Samsung Self-Tested Note 7 Batteries Before Launch, Other Companies Use Third-Party Labs

Samsung’s big Galaxy Note 7 debacle and subsequent second and final recall along with discontinuation of the device has understandably left some people wondering what kind of testing was done to ensure the smartphone was safe before it went on sale.

Following reports of batteries catching fire within the affected smartphones, attention predictably turned towards the testing those batteries had undergone before being packed into the Note 7, and then subsequently being shipped out to retailers and customers across the globe. As it turns out, Samsung tested its own batteries rather than using a third-party as other companies normally would.


In order to be sold in the United States, smartphone manufacturers must have their phones tested at one of 28 facilities which are specially rated for such things.
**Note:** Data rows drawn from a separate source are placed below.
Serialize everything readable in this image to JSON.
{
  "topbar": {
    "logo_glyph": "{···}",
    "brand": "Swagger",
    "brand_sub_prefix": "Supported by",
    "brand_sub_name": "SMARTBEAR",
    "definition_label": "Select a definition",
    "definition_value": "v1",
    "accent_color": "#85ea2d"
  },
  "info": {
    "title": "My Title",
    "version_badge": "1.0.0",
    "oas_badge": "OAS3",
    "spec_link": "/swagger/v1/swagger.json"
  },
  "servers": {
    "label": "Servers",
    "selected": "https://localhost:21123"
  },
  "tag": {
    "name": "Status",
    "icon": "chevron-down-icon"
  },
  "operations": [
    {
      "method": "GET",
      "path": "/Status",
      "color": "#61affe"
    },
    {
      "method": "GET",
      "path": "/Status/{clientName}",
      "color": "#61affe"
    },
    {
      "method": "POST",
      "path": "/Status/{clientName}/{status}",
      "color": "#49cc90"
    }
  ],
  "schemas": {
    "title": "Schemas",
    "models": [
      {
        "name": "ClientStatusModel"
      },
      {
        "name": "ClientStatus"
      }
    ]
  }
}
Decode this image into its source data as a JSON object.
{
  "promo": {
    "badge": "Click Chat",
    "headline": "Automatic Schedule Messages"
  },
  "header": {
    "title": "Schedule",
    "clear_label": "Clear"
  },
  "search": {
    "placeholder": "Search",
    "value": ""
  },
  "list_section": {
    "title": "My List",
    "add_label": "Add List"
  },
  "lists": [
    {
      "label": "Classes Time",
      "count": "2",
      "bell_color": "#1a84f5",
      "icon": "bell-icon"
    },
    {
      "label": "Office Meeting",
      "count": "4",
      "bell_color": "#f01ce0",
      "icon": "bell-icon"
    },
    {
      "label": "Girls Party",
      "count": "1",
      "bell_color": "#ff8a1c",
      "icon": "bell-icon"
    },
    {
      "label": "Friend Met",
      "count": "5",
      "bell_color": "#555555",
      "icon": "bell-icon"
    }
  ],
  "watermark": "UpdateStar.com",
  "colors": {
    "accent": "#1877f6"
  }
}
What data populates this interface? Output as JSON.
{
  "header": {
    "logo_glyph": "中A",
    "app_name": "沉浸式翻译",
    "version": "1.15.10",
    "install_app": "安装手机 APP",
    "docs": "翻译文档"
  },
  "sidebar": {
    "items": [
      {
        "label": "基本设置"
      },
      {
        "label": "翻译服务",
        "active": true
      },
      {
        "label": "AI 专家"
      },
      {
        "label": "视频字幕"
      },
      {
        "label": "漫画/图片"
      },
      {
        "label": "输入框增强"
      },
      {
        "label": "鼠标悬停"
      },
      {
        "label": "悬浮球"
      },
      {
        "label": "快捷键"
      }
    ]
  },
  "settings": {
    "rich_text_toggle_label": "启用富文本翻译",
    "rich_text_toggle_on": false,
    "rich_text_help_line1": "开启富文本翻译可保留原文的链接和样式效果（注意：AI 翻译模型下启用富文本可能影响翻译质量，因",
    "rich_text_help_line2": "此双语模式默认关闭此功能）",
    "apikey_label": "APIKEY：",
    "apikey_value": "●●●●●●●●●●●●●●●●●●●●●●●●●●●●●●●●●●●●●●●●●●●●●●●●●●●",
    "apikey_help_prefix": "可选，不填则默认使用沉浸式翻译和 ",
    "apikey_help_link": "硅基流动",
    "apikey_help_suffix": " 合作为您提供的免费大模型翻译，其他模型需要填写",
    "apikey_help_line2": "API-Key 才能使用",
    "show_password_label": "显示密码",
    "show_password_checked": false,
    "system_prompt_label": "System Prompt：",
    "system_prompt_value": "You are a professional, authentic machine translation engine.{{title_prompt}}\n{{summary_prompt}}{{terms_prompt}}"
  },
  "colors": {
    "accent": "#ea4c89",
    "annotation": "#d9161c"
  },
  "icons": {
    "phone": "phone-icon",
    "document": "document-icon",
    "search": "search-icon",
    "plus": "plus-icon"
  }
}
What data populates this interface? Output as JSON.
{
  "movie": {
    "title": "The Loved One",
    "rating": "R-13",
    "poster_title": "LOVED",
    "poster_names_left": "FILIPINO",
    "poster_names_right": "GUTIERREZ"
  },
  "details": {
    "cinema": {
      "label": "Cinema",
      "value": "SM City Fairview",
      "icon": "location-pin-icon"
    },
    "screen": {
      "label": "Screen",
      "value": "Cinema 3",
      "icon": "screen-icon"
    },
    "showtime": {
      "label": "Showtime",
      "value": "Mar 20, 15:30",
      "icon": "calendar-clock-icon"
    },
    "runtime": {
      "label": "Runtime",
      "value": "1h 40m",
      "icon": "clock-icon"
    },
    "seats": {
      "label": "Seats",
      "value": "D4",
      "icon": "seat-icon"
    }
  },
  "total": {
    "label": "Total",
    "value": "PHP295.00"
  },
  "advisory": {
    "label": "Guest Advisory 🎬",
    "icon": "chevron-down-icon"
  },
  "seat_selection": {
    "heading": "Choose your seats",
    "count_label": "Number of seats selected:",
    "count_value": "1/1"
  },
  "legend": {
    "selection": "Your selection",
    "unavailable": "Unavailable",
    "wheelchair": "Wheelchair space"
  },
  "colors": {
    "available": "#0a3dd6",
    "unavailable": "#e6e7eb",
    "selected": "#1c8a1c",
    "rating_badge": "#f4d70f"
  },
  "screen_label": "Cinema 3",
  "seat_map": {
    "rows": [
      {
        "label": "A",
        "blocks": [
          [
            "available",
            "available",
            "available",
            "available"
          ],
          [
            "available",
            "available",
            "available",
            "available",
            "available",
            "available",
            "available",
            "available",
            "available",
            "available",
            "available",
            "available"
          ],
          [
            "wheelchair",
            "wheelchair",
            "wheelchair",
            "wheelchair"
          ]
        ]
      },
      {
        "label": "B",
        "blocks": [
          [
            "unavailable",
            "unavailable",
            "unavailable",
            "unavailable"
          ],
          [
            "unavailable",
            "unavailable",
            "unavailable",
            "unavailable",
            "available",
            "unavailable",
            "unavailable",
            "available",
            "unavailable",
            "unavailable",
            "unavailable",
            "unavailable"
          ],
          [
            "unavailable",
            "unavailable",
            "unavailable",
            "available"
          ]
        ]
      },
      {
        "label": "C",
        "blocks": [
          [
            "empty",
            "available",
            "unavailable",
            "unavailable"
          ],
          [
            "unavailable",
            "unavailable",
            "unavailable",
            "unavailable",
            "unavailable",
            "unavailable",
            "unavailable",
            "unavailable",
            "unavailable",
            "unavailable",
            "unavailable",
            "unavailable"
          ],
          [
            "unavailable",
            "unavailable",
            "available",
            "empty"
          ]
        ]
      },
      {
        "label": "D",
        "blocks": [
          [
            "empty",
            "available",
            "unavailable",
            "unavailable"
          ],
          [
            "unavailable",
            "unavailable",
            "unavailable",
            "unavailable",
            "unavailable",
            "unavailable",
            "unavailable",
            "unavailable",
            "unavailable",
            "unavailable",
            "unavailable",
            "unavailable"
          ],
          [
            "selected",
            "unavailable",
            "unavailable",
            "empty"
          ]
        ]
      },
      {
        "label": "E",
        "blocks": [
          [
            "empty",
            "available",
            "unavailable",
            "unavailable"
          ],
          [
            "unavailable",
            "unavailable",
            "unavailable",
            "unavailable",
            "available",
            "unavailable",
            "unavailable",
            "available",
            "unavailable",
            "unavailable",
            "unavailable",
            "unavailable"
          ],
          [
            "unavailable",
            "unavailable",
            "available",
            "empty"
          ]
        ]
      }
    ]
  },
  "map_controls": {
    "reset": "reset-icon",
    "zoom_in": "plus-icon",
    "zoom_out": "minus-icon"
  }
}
As it turns out, Samsung has its own facility in which the Galaxy Note 7 handset, and its defective battery, was put through its paces.

To sell smartphones at major U.S. carriers, phone makers are required to test phone batteries at one of the 28 labs certified by the U.S. wireless industry’s trade group, the CTIA, to ensure compliance with standards set by the Institute of Electrical and Electronics Engineers. Samsung is the only such manufacturer using in-house battery-testing facilities for CTIA certification, according to the association.

One of Samsung’s representatives has already stated that the company found no issue with the Galaxy Note 7, or the batteries used within it during the testing phase. That however has not stopped the device from now undergoing two different recalls, both relating to those batteries.

The device has been subject to over 100 reported cases in the United States alone of varying degrees of nastiness ranging from smoke billowing from it, to sparks and flames leaving some users injured, and even damaging property.


If that doesn’t make you want to return that Galaxy Note 7 that sits sweltering in your jeans pocket, we’re not sure what will. If you own one, return it for a refund or an exchange with another handset now!